08 August 2016

So long, Marianne

Leonard Cohen's Marianne has died.  The Times reports:
Leonard Cohen wrote a farewell to the woman who inspired some of his finest songs just before she died, paying tribute to a friendship that stretched across five decades.
Marianne Ihlen, 81, was the subject of songs including So Long Marianne,Famous Blue Raincoat and Bird on the Wire, ballads that helped to cement Cohen’s status as one of the most incisive lyricists in popular music.
They met on the Greek island of Hydra in the 1960s, shortly after her first husband left her following the birth of their son and before Cohen had released a note of music. The poet and aspiring musician eventually invited them to live with him in Montreal, and the couple were together for seven years.
Jan Christian Mollestad, a documentary film-maker and friend of Ms Ihlen, learnt last month that she was dying of leukaemia. He visited her in hospital in Oslo, where she asked him to tell Cohen, also 81, what was happening.
“So I sent him a letter telling him that, unfortunately, it seems like Marianne only has a few days to live,” Mollestad told Canadian public radio. “It took only two hours and in came this beautiful letter from Leonard to Marianne.
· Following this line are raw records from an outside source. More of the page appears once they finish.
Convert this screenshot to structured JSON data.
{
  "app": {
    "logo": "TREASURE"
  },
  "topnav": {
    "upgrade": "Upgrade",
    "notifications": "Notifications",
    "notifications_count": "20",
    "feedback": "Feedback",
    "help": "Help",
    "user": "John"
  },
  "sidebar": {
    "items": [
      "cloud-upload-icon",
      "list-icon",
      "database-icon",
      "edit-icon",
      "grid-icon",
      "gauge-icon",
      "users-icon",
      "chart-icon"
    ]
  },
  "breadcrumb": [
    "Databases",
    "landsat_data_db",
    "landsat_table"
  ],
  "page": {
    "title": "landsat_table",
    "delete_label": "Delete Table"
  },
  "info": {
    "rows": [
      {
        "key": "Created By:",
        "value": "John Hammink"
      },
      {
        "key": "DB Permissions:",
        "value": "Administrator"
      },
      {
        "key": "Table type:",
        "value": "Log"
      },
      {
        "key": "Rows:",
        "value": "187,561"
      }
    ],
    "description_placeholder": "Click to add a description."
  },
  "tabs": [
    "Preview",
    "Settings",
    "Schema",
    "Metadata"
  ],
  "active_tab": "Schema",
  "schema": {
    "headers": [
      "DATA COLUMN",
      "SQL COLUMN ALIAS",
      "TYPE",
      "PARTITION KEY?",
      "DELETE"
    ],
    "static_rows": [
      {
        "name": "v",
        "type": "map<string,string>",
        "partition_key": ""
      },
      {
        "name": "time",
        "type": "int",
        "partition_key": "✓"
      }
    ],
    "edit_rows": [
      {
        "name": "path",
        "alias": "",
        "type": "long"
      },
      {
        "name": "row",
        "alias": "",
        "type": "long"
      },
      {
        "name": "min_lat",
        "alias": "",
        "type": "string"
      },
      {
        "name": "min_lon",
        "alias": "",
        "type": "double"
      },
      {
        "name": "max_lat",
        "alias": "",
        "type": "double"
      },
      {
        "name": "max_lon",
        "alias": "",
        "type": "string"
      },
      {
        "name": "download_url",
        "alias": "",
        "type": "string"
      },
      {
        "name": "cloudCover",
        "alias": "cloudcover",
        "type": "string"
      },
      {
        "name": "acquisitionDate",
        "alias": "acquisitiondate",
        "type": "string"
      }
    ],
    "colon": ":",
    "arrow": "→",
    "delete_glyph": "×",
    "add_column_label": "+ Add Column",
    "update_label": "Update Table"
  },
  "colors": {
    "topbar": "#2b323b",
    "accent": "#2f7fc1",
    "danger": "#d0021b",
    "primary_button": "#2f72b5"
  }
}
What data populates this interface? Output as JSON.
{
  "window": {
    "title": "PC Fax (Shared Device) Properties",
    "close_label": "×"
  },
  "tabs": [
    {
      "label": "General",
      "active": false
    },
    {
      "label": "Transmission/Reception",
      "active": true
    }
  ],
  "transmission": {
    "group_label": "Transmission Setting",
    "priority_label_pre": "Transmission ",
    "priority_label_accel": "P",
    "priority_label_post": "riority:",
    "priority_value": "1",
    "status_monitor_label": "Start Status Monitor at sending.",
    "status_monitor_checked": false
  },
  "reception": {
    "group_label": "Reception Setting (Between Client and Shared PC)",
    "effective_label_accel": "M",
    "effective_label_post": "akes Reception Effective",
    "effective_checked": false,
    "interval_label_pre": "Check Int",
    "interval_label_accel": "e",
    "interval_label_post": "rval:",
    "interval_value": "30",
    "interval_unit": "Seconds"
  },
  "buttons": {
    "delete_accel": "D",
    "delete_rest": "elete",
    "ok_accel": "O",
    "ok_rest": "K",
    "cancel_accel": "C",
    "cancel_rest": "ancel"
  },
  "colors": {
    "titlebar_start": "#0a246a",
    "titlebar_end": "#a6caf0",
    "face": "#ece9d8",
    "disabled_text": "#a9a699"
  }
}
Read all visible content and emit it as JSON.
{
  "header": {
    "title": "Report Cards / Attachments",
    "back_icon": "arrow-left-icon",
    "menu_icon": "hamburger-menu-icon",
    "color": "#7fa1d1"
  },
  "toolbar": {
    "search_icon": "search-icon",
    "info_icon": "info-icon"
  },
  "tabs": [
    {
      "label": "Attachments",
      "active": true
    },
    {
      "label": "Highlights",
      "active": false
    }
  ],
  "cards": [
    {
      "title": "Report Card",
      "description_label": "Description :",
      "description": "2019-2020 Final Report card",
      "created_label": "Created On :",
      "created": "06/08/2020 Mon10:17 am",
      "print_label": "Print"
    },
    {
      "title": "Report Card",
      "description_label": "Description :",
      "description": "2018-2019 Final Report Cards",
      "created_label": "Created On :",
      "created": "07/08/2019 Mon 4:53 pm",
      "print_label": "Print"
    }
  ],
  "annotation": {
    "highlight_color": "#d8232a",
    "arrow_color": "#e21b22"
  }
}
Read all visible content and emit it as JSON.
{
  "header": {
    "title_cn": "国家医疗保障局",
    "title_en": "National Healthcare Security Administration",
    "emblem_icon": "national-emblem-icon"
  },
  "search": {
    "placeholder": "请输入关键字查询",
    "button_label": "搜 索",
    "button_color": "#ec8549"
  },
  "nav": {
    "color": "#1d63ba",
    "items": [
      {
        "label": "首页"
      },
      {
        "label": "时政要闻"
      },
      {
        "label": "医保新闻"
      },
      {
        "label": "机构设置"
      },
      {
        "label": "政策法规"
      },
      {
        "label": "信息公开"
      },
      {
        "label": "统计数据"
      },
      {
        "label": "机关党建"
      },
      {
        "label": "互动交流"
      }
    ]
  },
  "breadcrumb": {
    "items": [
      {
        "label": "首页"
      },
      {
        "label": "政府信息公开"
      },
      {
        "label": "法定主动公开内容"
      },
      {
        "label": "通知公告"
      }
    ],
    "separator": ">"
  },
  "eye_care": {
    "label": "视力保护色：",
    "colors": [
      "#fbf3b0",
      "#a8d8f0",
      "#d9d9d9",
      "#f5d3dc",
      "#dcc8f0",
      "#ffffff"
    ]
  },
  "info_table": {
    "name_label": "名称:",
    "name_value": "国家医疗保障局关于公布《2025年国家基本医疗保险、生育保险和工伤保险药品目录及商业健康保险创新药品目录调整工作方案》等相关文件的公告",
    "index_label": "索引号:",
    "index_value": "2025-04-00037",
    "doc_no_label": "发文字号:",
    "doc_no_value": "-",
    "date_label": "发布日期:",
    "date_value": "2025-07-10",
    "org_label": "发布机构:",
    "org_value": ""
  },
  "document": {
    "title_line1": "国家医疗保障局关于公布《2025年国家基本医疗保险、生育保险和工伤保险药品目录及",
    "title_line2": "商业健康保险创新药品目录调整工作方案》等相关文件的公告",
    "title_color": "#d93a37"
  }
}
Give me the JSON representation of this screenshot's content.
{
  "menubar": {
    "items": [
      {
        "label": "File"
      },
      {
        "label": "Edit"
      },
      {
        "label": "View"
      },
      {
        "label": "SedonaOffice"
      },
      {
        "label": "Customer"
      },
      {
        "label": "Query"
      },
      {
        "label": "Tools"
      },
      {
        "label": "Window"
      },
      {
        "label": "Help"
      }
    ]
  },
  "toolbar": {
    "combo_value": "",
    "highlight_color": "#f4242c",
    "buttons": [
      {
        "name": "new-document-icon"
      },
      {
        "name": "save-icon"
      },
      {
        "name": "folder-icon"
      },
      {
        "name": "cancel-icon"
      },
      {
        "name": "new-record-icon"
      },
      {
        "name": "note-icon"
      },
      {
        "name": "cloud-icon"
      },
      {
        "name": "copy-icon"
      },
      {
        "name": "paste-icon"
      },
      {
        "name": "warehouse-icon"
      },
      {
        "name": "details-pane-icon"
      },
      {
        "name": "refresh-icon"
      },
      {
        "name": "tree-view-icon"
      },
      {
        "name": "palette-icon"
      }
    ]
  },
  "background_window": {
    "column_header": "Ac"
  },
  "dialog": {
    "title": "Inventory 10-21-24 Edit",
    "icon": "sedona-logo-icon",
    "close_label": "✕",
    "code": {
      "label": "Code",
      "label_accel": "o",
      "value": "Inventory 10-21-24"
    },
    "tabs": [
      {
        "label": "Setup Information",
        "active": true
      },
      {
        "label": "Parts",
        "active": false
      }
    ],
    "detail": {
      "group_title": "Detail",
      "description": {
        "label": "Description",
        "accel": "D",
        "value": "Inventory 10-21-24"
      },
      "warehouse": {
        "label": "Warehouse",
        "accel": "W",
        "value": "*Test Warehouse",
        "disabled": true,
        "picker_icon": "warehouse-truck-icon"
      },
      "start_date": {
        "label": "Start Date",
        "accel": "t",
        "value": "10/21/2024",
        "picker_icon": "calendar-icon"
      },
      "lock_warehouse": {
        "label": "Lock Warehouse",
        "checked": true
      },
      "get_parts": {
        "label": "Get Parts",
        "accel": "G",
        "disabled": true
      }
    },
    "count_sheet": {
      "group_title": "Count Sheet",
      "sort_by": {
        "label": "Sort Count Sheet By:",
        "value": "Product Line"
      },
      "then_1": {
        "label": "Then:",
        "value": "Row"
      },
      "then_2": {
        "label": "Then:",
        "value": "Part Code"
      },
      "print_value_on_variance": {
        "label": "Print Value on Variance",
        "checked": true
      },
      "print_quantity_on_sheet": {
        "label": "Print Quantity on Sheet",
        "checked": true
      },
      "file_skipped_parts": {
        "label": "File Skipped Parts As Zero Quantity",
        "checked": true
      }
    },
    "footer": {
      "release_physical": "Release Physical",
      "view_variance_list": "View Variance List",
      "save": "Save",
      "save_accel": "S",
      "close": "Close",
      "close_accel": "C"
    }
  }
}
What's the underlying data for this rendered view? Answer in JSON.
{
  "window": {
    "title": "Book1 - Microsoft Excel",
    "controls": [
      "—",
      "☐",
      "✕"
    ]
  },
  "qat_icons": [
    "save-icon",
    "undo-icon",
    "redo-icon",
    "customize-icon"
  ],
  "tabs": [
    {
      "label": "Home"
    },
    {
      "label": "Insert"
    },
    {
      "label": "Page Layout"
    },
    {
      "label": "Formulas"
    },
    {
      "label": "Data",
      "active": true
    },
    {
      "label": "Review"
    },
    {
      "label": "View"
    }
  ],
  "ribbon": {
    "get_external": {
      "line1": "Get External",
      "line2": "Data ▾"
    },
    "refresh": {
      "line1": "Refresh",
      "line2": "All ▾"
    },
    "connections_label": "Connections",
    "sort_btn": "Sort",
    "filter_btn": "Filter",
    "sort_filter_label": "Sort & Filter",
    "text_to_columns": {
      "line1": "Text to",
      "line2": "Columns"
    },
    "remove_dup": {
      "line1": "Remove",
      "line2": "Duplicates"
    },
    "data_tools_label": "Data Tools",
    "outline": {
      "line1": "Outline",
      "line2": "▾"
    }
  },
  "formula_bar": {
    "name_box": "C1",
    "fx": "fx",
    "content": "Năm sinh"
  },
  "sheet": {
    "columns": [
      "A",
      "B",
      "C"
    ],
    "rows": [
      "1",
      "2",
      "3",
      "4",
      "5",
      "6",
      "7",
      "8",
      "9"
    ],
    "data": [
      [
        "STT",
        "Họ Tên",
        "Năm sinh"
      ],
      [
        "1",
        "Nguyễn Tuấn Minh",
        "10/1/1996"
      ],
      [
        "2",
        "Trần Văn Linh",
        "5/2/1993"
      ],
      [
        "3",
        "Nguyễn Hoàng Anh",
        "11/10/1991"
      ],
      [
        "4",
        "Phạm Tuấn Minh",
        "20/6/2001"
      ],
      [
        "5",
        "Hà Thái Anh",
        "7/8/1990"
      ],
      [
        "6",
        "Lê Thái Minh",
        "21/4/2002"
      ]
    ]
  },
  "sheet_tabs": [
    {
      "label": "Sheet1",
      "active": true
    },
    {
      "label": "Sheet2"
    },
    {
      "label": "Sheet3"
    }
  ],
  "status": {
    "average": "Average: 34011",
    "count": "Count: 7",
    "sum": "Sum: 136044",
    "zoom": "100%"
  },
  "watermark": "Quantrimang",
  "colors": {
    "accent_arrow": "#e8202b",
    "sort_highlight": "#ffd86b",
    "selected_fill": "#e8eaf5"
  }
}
We brought it to her the next day and she was fully conscious and so happy.
“It said, ‘Well Marianne it’s come to this time when we are really so old and our bodies are falling apart and I think I will follow you very soon. Know that I am so close behind you that if you stretch out your hand, I think you can reach mine.
“I just want to wish you a very good journey. Goodbye old friend. Endless love, see you down the road’,” Mollestad said.
“When I read her the line ‘stretch out your hand’, she stretched out her hand.”
Ms Ihlen died two days later on July 29.